Traveling Companions

Howard County car-pool commuters share more than a van to D.C. They traffic in camaraderie.

August 04, 2004|By Larry Bingham | Larry Bingham,SUN STAFF

The two-toned green van pulls into the circle at the Broken Land Park & Ride lot in Columbia and its riders get out of their vehicles, almost by rote. It is 6:40 a.m., a Wednesday, and even though these Washington-bound commuters know the drill, they don't behave like most bus riders and train travelers grimly making their silent way to work.

For one thing, these people talk.

They even talk to each other.

On any given day of the work week lately, Mickie Levine and Yesica Chavez-Jurey might be chatting about Levine's side job as a Realtor and her efforts to sell Chavez-Jurey's house.

Marlene Zendell might be offering advice about restaurants in Washington, Sujata Rana might be talking about the bassinet a few of the van riders have shared, or Sandy Craig, who has ridden this van from Howard County to downtown D.C. for 16 years, longer than any other rider on board this morning, might be discussing alternative routes with the driver, Micki Cunningham.

What these commuters have that many bus riders and train travelers don't is a relationship.

And as gas prices climb and Americans talk more about carpooling than in recent years, these ride-sharers have found that what started out as a way to save money and ease the aggravations of commuting has had an unexpected benefit.

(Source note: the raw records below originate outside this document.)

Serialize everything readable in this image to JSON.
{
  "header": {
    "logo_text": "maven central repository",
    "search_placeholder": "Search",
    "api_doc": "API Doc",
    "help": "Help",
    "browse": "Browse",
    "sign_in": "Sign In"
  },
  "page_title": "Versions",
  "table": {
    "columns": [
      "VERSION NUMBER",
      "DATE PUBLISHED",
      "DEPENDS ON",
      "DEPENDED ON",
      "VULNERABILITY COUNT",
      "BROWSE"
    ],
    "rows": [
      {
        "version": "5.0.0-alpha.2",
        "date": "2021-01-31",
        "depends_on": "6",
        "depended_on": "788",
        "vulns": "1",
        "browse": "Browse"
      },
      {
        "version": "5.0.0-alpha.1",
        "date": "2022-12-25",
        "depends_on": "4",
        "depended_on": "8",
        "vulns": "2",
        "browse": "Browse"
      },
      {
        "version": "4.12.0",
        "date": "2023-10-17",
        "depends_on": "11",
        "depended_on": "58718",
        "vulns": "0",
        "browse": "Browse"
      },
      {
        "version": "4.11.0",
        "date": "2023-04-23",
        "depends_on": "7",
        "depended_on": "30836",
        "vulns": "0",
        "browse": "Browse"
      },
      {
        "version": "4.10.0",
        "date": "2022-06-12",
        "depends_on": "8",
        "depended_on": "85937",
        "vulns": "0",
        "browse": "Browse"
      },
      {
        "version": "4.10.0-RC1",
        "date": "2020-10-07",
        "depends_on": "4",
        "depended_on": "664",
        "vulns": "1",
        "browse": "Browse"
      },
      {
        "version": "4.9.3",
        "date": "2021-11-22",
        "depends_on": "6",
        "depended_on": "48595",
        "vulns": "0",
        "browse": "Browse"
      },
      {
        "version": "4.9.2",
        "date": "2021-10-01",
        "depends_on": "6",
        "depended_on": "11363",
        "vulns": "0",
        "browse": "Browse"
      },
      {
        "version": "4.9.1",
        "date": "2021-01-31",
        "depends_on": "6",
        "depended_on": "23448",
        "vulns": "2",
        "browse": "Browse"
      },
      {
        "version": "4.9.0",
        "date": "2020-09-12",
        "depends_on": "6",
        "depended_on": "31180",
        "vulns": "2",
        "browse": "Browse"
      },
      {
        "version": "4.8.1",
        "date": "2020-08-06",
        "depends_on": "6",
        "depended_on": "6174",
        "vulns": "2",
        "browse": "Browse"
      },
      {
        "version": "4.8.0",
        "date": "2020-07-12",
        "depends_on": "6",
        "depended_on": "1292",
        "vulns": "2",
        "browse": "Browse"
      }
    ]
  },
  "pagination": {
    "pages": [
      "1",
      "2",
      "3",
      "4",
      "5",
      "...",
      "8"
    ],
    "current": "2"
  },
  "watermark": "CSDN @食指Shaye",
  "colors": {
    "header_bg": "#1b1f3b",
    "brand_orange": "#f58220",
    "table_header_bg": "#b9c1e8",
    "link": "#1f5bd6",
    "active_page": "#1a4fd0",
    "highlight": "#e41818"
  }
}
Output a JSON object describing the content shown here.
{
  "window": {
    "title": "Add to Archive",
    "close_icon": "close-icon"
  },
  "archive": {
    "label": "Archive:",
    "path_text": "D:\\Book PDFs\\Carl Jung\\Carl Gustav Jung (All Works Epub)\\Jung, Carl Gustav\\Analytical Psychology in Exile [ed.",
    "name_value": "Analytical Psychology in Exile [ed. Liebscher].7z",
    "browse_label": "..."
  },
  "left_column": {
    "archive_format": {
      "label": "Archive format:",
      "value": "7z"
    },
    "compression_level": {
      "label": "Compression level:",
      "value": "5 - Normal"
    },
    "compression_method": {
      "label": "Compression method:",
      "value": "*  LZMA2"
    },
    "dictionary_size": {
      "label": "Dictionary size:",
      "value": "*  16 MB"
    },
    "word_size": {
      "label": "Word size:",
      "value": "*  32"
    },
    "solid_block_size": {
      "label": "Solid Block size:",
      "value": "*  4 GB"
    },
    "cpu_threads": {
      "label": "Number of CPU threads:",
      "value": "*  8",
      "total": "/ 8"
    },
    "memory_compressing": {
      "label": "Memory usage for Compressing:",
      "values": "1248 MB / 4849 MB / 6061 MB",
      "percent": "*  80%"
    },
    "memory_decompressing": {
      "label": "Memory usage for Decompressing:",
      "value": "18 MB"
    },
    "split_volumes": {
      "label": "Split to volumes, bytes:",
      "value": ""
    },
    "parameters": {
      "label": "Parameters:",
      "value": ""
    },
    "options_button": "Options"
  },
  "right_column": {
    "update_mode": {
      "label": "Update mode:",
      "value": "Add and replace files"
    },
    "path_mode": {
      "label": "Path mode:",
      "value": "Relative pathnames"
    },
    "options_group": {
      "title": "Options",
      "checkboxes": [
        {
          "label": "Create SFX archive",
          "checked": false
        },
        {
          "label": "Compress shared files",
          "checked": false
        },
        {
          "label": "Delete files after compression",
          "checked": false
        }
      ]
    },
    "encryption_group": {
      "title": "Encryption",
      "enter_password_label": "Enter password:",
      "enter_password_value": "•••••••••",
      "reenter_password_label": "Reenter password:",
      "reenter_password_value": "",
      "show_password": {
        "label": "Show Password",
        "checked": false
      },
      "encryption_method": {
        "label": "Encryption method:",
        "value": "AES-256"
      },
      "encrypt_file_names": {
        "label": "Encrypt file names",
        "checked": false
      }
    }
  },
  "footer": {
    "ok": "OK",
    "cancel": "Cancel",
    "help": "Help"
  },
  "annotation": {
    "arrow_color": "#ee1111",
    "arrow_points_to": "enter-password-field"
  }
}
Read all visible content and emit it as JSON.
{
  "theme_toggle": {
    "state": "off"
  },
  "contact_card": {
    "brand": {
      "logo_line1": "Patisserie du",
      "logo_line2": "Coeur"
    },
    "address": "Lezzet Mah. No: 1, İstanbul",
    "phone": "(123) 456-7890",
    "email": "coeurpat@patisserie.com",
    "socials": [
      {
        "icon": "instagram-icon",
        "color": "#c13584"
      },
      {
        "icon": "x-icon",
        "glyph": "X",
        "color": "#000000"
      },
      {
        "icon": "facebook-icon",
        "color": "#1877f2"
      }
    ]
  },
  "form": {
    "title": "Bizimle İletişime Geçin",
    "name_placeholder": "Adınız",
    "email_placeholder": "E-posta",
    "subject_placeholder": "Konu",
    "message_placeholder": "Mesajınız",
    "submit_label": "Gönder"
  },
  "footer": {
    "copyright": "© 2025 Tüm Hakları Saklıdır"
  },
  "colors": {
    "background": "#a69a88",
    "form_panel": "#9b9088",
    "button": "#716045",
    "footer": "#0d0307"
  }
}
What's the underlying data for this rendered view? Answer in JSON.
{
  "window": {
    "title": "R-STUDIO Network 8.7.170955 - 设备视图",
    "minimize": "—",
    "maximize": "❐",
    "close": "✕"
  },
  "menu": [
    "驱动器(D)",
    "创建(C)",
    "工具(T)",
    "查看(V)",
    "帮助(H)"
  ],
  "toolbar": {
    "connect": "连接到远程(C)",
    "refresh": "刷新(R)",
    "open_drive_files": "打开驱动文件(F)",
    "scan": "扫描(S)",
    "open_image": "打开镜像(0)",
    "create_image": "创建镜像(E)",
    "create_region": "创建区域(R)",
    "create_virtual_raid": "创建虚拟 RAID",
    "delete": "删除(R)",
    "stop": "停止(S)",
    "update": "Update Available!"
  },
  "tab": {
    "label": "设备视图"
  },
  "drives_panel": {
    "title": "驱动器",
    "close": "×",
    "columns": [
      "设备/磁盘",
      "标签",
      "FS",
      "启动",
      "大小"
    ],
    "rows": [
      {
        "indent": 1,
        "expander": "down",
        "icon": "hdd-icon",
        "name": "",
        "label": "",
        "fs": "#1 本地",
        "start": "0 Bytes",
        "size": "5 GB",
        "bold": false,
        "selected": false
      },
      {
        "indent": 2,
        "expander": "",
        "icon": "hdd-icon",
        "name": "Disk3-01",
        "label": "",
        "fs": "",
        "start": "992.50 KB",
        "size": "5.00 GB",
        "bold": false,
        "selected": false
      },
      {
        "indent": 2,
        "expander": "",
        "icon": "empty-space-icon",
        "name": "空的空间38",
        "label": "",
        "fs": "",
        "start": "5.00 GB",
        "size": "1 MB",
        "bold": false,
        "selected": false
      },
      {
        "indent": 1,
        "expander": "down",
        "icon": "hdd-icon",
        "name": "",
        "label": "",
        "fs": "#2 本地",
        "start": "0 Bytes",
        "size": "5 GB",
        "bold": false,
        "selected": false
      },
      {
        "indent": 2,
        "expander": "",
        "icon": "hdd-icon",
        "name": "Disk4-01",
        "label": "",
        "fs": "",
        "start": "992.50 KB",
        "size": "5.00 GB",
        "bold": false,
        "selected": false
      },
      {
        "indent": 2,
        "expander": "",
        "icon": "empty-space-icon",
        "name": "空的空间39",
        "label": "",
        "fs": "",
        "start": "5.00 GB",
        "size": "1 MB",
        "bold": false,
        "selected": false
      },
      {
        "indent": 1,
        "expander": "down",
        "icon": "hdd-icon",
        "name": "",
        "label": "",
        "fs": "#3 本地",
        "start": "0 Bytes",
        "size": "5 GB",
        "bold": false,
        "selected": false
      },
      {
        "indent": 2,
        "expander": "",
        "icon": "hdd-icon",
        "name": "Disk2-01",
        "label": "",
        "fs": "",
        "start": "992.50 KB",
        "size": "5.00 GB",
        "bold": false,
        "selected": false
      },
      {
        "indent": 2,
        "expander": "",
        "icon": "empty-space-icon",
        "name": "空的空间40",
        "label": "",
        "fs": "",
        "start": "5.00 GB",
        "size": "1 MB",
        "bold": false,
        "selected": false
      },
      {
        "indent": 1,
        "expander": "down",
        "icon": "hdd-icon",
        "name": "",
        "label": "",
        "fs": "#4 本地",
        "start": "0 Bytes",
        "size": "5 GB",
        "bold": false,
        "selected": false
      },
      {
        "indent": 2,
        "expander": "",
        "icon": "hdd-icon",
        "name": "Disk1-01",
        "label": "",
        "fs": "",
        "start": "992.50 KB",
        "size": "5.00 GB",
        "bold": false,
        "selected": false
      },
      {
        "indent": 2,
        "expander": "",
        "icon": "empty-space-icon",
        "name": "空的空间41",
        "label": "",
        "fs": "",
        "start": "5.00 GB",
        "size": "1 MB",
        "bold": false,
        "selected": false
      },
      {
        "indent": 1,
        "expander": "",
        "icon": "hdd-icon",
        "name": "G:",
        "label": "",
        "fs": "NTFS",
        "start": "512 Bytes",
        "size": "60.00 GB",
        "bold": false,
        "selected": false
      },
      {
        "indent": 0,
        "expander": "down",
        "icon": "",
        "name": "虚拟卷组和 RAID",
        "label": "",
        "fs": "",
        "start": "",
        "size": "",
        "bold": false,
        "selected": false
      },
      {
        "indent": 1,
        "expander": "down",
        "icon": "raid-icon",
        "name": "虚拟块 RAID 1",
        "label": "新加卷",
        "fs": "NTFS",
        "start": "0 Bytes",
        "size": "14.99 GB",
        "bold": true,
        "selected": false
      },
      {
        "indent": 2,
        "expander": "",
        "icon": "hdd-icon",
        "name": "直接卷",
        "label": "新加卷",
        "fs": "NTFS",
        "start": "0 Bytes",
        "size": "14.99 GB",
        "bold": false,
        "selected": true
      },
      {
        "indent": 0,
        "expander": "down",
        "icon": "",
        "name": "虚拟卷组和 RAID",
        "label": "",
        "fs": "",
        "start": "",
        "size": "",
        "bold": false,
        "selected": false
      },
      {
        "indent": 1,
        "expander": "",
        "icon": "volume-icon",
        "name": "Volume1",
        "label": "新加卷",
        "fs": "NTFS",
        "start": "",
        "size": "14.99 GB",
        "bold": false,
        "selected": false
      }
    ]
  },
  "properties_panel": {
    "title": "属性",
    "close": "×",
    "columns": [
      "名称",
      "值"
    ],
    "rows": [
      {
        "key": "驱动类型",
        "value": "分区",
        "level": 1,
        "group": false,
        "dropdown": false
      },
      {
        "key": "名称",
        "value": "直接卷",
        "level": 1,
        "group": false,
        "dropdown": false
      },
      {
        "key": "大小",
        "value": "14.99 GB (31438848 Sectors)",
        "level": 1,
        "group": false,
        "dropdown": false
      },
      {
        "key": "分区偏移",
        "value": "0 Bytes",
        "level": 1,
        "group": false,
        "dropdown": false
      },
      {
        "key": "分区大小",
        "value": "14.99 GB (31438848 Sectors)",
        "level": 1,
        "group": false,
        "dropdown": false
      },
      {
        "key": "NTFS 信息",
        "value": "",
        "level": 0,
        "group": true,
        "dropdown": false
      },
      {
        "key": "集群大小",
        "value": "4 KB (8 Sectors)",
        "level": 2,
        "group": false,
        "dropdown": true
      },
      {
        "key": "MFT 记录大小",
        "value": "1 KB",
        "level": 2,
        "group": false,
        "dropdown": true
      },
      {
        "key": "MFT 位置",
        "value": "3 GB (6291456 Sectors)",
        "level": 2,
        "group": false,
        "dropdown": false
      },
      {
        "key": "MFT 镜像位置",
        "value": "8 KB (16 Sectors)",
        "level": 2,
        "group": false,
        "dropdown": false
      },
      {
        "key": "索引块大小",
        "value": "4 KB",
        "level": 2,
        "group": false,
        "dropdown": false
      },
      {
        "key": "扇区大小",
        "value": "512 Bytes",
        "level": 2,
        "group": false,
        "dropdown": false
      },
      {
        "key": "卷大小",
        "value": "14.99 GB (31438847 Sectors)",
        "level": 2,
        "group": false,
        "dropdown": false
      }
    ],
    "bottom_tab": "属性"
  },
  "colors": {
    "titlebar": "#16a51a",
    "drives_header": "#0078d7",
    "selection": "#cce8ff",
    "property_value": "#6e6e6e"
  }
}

"We all take an interest in each other's lives," said Cunningham, a judicial assistant who has been on the van for eight years. "We share in each other's joys, and we offer support and advice through difficult times. We sometimes talk about things during the commute that we wouldn't tell our families. For some, the van could be a substitute for the psychiatrist's couch!"

Riders on the van have come and gone over the years, and the vehicle, a Dodge Ram, has been updated. But a few of the core riders have stayed. They've shared life experiences - pregnancies, births, the death of elderly parents, marriages, divorces, even job changes - and through it all, they've kept their esprit du corps, even though it wasn't what drew them to the van pool in the first place.

Cunningham says van-poolers pay $135 a month. The cost would be lower if the van, which can seat 15 people, didn't have eight empty seats, but it's less than what people who drive themselves or take the bus pay.

By riding the van, carpoolers avoid paying for D.C. parking garages, which are expensive; they avoid hiking to the MARC train stations at Odenton or Baltimore-Washington International Airport, where fares add up.

The van pool works this way: Commuter Solutions of Howard County matched the riders to the route and then helped them find a van. The riders pool their monthly fee, fill the tank with gas, and what's left goes to the owner, who leases them the van. The owner is responsible for maintenance and upkeep.

The van pool has been running this route for at least 18 years.

Levine, who works at a Washington law firm, will mark one year as a rider next month. She says it's faster and more reliable than buses, and she likes being able to sit in her warm, dry car waiting for the van - instead of having to stand at a bus stop.

On this morning, Levine has staked out a favorite seat in the back, where she has covered her shoulders with a light blanket. Some days, she spreads out and naps.

The way the van pool operates, it's almost a shuttle service. Riders meet in the parking lot, the van leaves promptly at 6:45 a.m., the stops are arranged along a route. Who gets dropped off first - and how the van gets there, where it veers off Interstate 95 to dodge the Capital Beltway - is, like the choice of radio station, left up to the driver.

It is along the way, back and forth and back and forth, that riders get to know each other.

"The van is nice because if you want to talk, there's usually someone to talk to but if you want to nap, or whatever, you don't have to talk," said Chavez-Jurey, who often opts to chat.

Like her fellow riders, Chavez-Jurey enjoys the mix of ages, backgrounds and experiences for the variety of advice and insight it provides.

One day she might ask Craig, whose sons are older, for her thoughts on child-rearing. Craig joined the van pool after she returned to her job at the World Bank after the birth of her son. Now he's 15 and driving her to the Park & Ride lot.

"We're different religions and different ethnicities, and that's nice, too," Cunningham said.

When Rana was selling homemade shawls, Chavez-Jurey took some to her workplace and sold several. When Rana needed a bassinet, she borrowed one from Chavez-Jurey.

When Craig needed a babysitter for her son when he was younger, she found one on the van, the daughter of a fellow rider.

Cunningham's favorite anecdote about the van pool comes from a rider who has since stopped commuting with them. The man joked that they would end up in the same nursing home with their chairs aligned in the same pattern as the seats they occupy in the van. He speculated they would ride into the sunset jostling in unison to imaginary bumps.